Sometimes I get legitimately depressed because I can’t possibly eat at every single restaurant, diner, deli, take-out counter, coffee shop and bar in New York City.
But damned if I’m not trying to.
It is my mission to eat a different place every single time I go out for food. So far, I’m doing pretty well. Okay, there’s this one falafel place I really like and there’s an awesome sandwich place near my office and WHY FIX WHAT AIN’T BROKE YOU GUYS so I’ve been there a few times, but overall I keep on seeking out new culinary adventures every chance I get.
The best thing about New York is how weird/niche the food gets. I passed a place the other day that advertised “Mexican sushi and Japanese tacos.” There’s a bar-ish establishment near my apartment called Murray’s Cheese Bar and it’s a BAR THAT SERVES ARTISANAL CHEESES so I think I’m going to just live in it because what else does a person need?
I love the variety of food experiences here, too. Yeah, you can find vegan eateries with the pathetic calorie count listed next to their soy cheese and lettuce wrap, but walk out the door and you’ll see a dirty-water hog dog stand staffed by a woman in a burqa asking if you want a 1,000-calorie pretzel. So by turns I indulge myself with the most disgusting pizza slices and cream cheese-loaded bagels and then atone for it by ordering a quinoa salad at a place whose sign advertises their commitment to the locavore movement.

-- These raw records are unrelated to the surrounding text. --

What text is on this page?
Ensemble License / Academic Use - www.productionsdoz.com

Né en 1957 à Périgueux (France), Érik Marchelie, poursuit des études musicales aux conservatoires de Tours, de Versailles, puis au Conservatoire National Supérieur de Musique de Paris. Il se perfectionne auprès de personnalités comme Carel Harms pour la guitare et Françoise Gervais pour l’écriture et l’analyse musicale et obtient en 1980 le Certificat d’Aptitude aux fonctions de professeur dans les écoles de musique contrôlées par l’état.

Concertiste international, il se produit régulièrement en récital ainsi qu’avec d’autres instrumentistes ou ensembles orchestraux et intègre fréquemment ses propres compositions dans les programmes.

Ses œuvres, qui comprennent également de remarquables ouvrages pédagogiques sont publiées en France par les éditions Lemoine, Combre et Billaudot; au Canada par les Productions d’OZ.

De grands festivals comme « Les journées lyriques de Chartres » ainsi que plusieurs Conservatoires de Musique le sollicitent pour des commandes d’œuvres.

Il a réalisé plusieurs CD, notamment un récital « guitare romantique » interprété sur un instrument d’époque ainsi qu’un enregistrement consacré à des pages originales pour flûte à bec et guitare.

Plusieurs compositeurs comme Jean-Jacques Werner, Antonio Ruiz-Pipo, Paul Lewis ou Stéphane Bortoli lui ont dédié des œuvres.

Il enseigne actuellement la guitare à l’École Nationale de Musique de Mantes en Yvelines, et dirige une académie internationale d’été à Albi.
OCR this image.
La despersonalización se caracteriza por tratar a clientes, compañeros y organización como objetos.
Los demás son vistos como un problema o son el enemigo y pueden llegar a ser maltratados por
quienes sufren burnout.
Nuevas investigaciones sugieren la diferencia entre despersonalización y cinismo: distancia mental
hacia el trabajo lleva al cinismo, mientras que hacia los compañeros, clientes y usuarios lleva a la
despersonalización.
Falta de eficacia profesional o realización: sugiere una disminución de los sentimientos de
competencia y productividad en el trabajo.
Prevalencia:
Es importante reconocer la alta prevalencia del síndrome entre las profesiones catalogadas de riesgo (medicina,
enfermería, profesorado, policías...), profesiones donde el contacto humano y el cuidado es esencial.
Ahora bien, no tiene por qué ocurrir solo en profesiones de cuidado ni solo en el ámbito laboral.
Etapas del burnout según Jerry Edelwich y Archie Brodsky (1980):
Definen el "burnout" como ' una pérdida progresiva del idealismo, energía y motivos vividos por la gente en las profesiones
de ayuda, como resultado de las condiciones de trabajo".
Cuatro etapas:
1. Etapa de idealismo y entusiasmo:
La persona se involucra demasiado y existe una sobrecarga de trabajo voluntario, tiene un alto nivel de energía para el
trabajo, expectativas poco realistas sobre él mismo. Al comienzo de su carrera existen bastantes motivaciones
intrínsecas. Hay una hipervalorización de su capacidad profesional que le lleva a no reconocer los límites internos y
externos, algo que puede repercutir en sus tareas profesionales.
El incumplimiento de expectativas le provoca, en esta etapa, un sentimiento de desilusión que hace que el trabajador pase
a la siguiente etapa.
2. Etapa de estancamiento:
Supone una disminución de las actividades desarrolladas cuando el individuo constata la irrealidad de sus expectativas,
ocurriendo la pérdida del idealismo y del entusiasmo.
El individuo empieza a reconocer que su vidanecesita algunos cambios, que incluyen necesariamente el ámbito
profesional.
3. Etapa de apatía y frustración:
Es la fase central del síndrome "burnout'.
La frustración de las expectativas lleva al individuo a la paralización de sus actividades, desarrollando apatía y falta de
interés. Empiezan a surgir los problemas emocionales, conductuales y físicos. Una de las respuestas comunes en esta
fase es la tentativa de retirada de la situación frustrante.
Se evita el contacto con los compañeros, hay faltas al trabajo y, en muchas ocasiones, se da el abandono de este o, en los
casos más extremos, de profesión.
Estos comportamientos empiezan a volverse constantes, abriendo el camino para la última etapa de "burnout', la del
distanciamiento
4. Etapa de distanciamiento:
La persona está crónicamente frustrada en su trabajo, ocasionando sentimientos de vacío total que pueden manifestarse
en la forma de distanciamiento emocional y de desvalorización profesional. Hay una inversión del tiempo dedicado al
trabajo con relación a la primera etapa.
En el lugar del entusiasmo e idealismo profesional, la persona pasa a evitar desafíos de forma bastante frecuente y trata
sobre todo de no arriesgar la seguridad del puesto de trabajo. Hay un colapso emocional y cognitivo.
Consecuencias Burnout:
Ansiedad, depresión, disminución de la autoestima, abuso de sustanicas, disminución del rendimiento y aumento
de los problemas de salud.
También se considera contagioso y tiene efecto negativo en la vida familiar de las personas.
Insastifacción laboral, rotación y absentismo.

Nothing makes me sound more touristy than talking about all the “culture” in NYC, but whatever. I guess what I mean by “culture” is a certain amount of authenticity – a variety of places and experiences that are wholly and totally unique to New York, from street performers to Central Park to jogging on the Brooklyn bridge to shops and stores that have only ONE location, and it’s here, in New York City.
One of the things I like the most about life here is how well the mom-and-pop shop is doing. Things in our society are becoming increasingly homogenous and commoditized; a Walmart in Kansas is about the same as a Walmart in Vermont is about the same as a Walmart in Shanghai, China. And in some ways that can be nice, because the experience is consistent, and I know what I’m gonna get when I walk into Walmart, even if I’m 2,000 miles from home. But NYC is the only place where I can go to the only existing location of a place called Garrett’s Hardware and have a hasidic Jew with payots show me where the nails are.
So am I going to stay in New York? For a little while, at least. I mean, it’ll be three years before my 401k is fully vested so I guess I’ll try to tough it out at least that long. But in spite of the hot garbage smell and the air conditioner rain and the crowds, there’s something I just love about life here. I guess what I’m saying is, I can think of worse fates that living life post-cancer in what is rightly termed the greatest city in the world.